EAST RUTHERFORD, N.J. -- No matter how hard he tries, even if he takes the Dallas Cowboys to a Super Bowl, Tony Romo will have to deal with the prevailing thought so many people had early Sunday night.

When the Cowboys took possession with their game against the Giants tied at 21 with 4:45 left, many of you probably winced while thinking about how Romo would lose this one.

Admit it: More of you thought about the fourth-quarter interception against the Denver Broncos that led to the Cowboys' 51-48 loss on Oct. 6 than the 90-yard game-winning drive he directed three weeks ago against the Minnesota Vikings.

Only this time, Romo didn't lose this one. With the season on the line, Romo directed a 14-play, 64-yard drive that ended with Dan Bailey’s 35-yard field goal for a 24-21 victory that pushed the Cowboys back into first place in the NFC East.

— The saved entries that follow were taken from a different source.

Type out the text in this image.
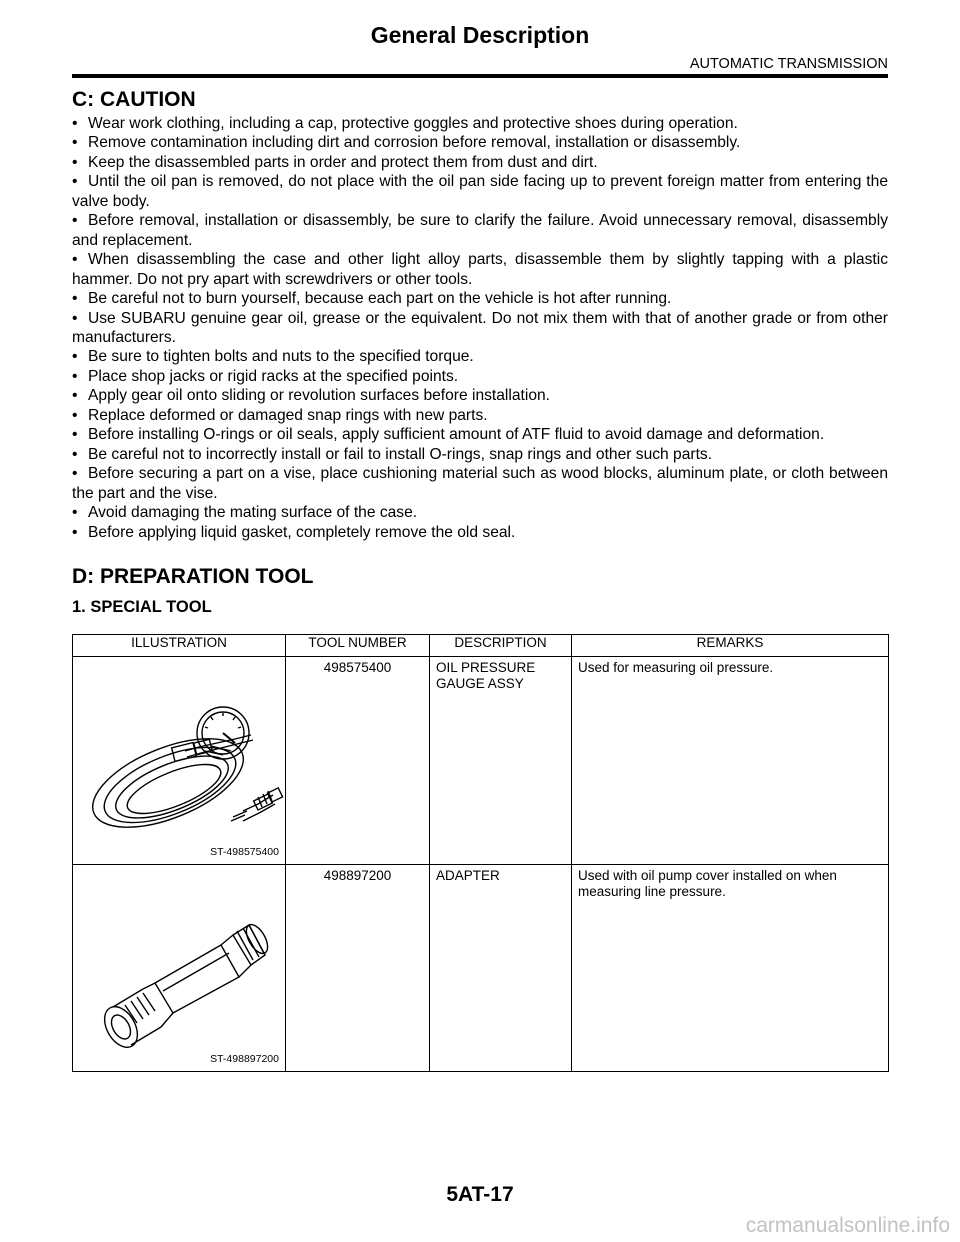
General Description
AUTOMATIC TRANSMISSION
C: CAUTION
• Wear work clothing, including a cap, protective goggles and protective shoes during operation.
• Remove contamination including dirt and corrosion before removal, installation or disassembly.
• Keep the disassembled parts in order and protect them from dust and dirt.
• Until the oil pan is removed, do not place with the oil pan side facing up to prevent foreign matter from entering the valve body.
• Before removal, installation or disassembly, be sure to clarify the failure. Avoid unnecessary removal, disassembly and replacement.
• When disassembling the case and other light alloy parts, disassemble them by slightly tapping with a plastic hammer. Do not pry apart with screwdrivers or other tools.
• Be careful not to burn yourself, because each part on the vehicle is hot after running.
• Use SUBARU genuine gear oil, grease or the equivalent. Do not mix them with that of another grade or from other manufacturers.
• Be sure to tighten bolts and nuts to the specified torque.
• Place shop jacks or rigid racks at the specified points.
• Apply gear oil onto sliding or revolution surfaces before installation.
• Replace deformed or damaged snap rings with new parts.
• Before installing O-rings or oil seals, apply sufficient amount of ATF fluid to avoid damage and deformation.
• Be careful not to incorrectly install or fail to install O-rings, snap rings and other such parts.
• Before securing a part on a vise, place cushioning material such as wood blocks, aluminum plate, or cloth between the part and the vise.
• Avoid damaging the mating surface of the case.
• Before applying liquid gasket, completely remove the old seal.
D: PREPARATION TOOL
1. SPECIAL TOOL
ILLUSTRATION	TOOL NUMBER	DESCRIPTION	REMARKS

ST-498575400	498575400	OIL PRESSURE GAUGE ASSY	Used for measuring oil pressure.

ST-498897200	498897200	ADAPTER	Used with oil pump cover installed on when measuring line pressure.
5AT-17
carmanualsonline.info
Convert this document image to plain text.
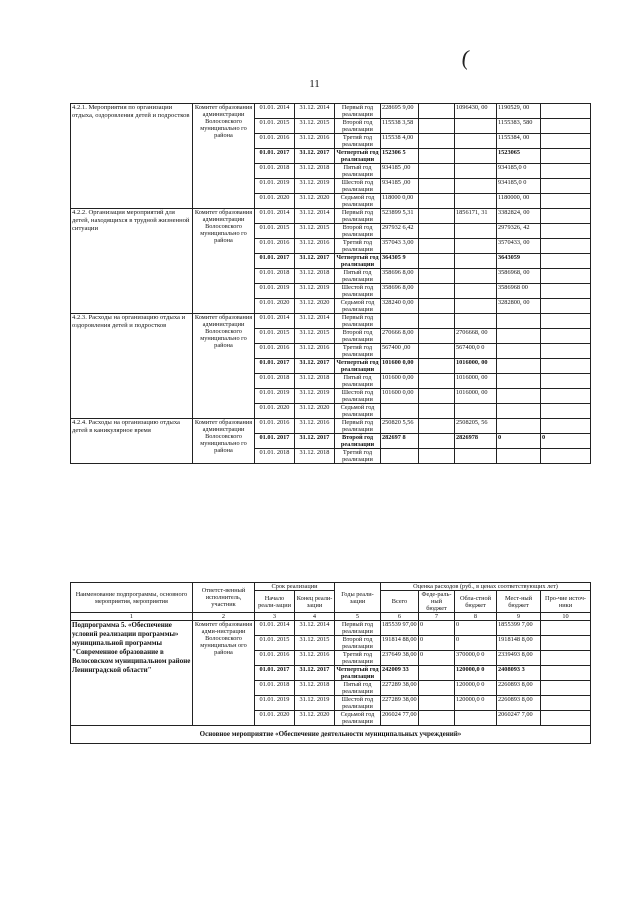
(
11
4.2.1. Мероприятия по организации отдыха, оздоровления детей и подростков	Комитет образования администрации Волосовского муниципально го района	01.01. 2014	31.12. 2014	Первый год реализации	228695 9,00		1096430, 00	1190529, 00	
		01.01. 2015	31.12. 2015	Второй год реализации	115538 3,58			1155383, 580	
		01.01. 2016	31.12. 2016	Третий год реализации	115538 4,00			1155384, 00	
		01.01. 2017	31.12. 2017	Четвертый год реализации	152306 5			1523065	
		01.01. 2018	31.12. 2018	Пятый год реализации	934185 ,00			934185,0 0	
		01.01. 2019	31.12. 2019	Шестой год реализации	934185 ,00			934185,0 0	
		01.01. 2020	31.12. 2020	Седьмой год реализации	118000 0,00			1180000, 00	
4.2.2. Организация мероприятий для детей, находящихся в трудной жизненной ситуации	Комитет образования администрации Волосовского муниципально го района	01.01. 2014	31.12. 2014	Первый год реализации	523899 5,31		1856171, 31	3382824, 00	
		01.01. 2015	31.12. 2015	Второй год реализации	297932 6,42			2979326, 42	
		01.01. 2016	31.12. 2016	Третий год реализации	357043 3,00			3570433, 00	
		01.01. 2017	31.12. 2017	Четвертый год реализации	364305 9			3643059	
		01.01. 2018	31.12. 2018	Пятый год реализации	358696 8,00			3586968, 00	
		01.01. 2019	31.12. 2019	Шестой год реализации	358696 8,00			3586968 00	
		01.01. 2020	31.12. 2020	Седьмой год реализации	328240 0,00			3282800, 00	
4.2.3. Расходы на организацию отдыха и оздоровления детей и подростков	Комитет образования администрации Волосовского муниципально го района	01.01. 2014	31.12. 2014	Первый год реализации					
		01.01. 2015	31.12. 2015	Второй год реализации	270666 8,00		2706668, 00		
		01.01. 2016	31.12. 2016	Третий год реализации	567400 ,00		567400,0 0		
		01.01. 2017	31.12. 2017	Четвертый год реализации	101600 0,00		1016000, 00		
		01.01. 2018	31.12. 2018	Пятый год реализации	101600 0,00		1016000, 00		
		01.01. 2019	31.12. 2019	Шестой год реализации	101600 0,00		1016000, 00		
		01.01. 2020	31.12. 2020	Седьмой год реализации					
4.2.4. Расходы на организацию отдыха детей в каникулярное время	Комитет образования администрации Волосовского муниципально го района	01.01. 2016	31.12. 2016	Первый год реализации	250820 5,56		2508205, 56		
		01.01. 2017	31.12. 2017	Второй год реализации	282697 8		2826978	0	0
		01.01. 2018	31.12. 2018	Третий год реализации					
Наименование подпрограммы, основного мероприятия, мероприятия	Ответст-венный исполнитель, участник	Срок реализации		Годы реали-зации	Оценка расходов (руб., в ценах соответствующих лет)				
		Начало реали-зации	Конец реали-зации		Всего	Феде-раль-ный бюджет	Обла-стной бюджет	Мест-ный бюджет	Про-чие источ-ники
1	2	3	4	5	6	7	8	9	10
Подпрограмма 5. «Обеспечение условий реализации программы» муниципальной программы "Современное образование в Волосовском муниципальном районе Ленинградской области"	Комитет образования адми-нистрации Волосовского муниципальн ого района	01.01. 2014	31.12. 2014	Первый год реализации	185539 97,00	0	0	1855399 7,00	
		01.01. 2015	31.12. 2015	Второй год реализации	191814 88,00	0	0	1918148 8,00	
		01.01. 2016	31.12. 2016	Третий год реализации	237649 38,00	0	370000,0 0	2339493 8,00	
		01.01. 2017	31.12. 2017	Четвертый год реализации	242009 33		120000,0 0	2408093 3	
		01.01. 2018	31.12. 2018	Пятый год реализации	227289 38,00		120000,0 0	2260893 8,00	
		01.01. 2019	31.12. 2019	Шестой год реализации	227289 38,00		120000,0 0	2260893 8,00	
		01.01. 2020	31.12. 2020	Седьмой год реализации	206024 77,00			2060247 7,00	
Основное мероприятие «Обеспечение деятельности муниципальных учреждений»									
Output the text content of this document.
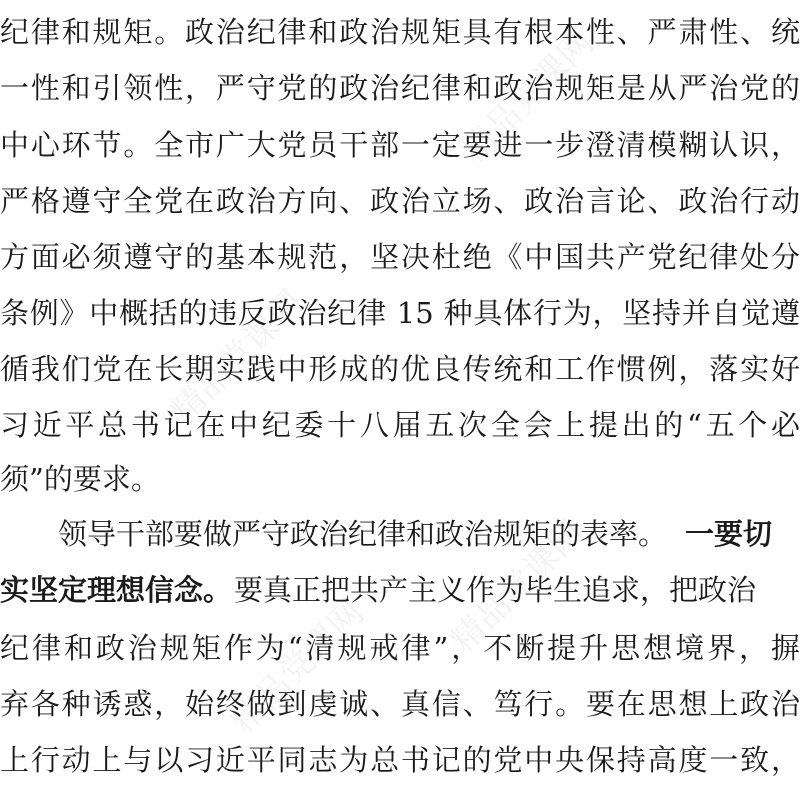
精品党课网
精品党课网
精品党课网
精品党课网
纪律和规矩。政治纪律和政治规矩具有根本性、严肃性、统
一性和引领性，严守党的政治纪律和政治规矩是从严治党的
中心环节。全市广大党员干部一定要进一步澄清模糊认识，
严格遵守全党在政治方向、政治立场、政治言论、政治行动
方面必须遵守的基本规范，坚决杜绝《中国共产党纪律处分
条例》中概括的违反政治纪律 15 种具体行为，坚持并自觉遵
循我们党在长期实践中形成的优良传统和工作惯例，落实好
习近平总书记在中纪委十八届五次全会上提出的“五个必
须”的要求。
领导干部要做严守政治纪律和政治规矩的表率。 一要切
实坚定理想信念。 要真正把共产主义作为毕生追求，把政治
纪律和政治规矩作为“清规戒律”，不断提升思想境界，摒
弃各种诱惑，始终做到虔诚、真信、笃行。要在思想上政治
上行动上与以习近平同志为总书记的党中央保持高度一致，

This game won’t qualify as a come-from-behind victory for Romo (Dallas led 21-6 at one point), but it was as meaningful.

“You either feel comfortable in those situations or you don’t,” Romo said. “You feel all the experiences and times you’ve put yourself in that position as a team and you feel good. We’ve done that a couple of times in these last three or four weeks. You just go out and do it.”

The Cowboys had not had a drive last 14 plays since their season-opening win against the Giants. Only three of their past 32 drives reached even 10 plays because their third-down offense had been so bad.

Before the final drive, the only third down the Cowboys converted on Sunday was a Jason Witten touchdown catch, which happened to be the 200th scoring throw of Romo’s career. Only six of Romo’s previous 31 third-down attempts resulted in a first down.

Yet on the final drive, Romo completed all three third-down attempts.

After a Tyron Smith false-start penalty moved a third-and-2 to third-and-7, Romo hit Bryant for 19 yards on a throw down the sideline. On third-and-5 from the Dallas 47, he hit Bryant on a slant for 8 yards.

“Yeah, I just made sure to save all of our good third downs for that last drive,” Romo said. “I think we had some good plays up. Guys made some good plays and ran some good routes. It just comes down to execution at that point.”

And he saved Miles Austin for the end, too. Austin caught his first pass since Sept. 22 (against the St. Louis Rams) for 17 yards to the Giants' 28 one snap after he dropped a Romo pass on the sideline.

“He just showed confidence in me,” Austin said, “and he put the ball on the money. I made sure I wasn’t going to drop that one.”

There would be one more crucial third-down conversion with the Cowboys using their empty package on third-and-10 from the 28. If they did not convert, they were looking at a 45-yard field goal in a swirling wind inside MetLife Stadium.

Romo did not go to Bryant or Austin or Witten. Instead he checked the ball down to Cole Beasley, who turned up field for 13 yards.

“There’s a definite high chance,” Beasley said of getting the ball there. “It’s pretty much a 50 percent chance. I run every route like everyone is coming to me, especially that route because that’s pretty much the route that gave me playing time.”

With his work over, Romo took a knee on the next two snaps to set up Bailey’s game winner.

“It’s a tough environment against a team who is ready to go, obviously had their season, in some ways they felt like their season was on the line in this game,” Romo said. “It was a playoff-like game. It was a very similar feeling to the win or go home from a couple of years ago. I think we had to find a way to win. I was proud of the guys’ effort, commitment and the way they handled it.”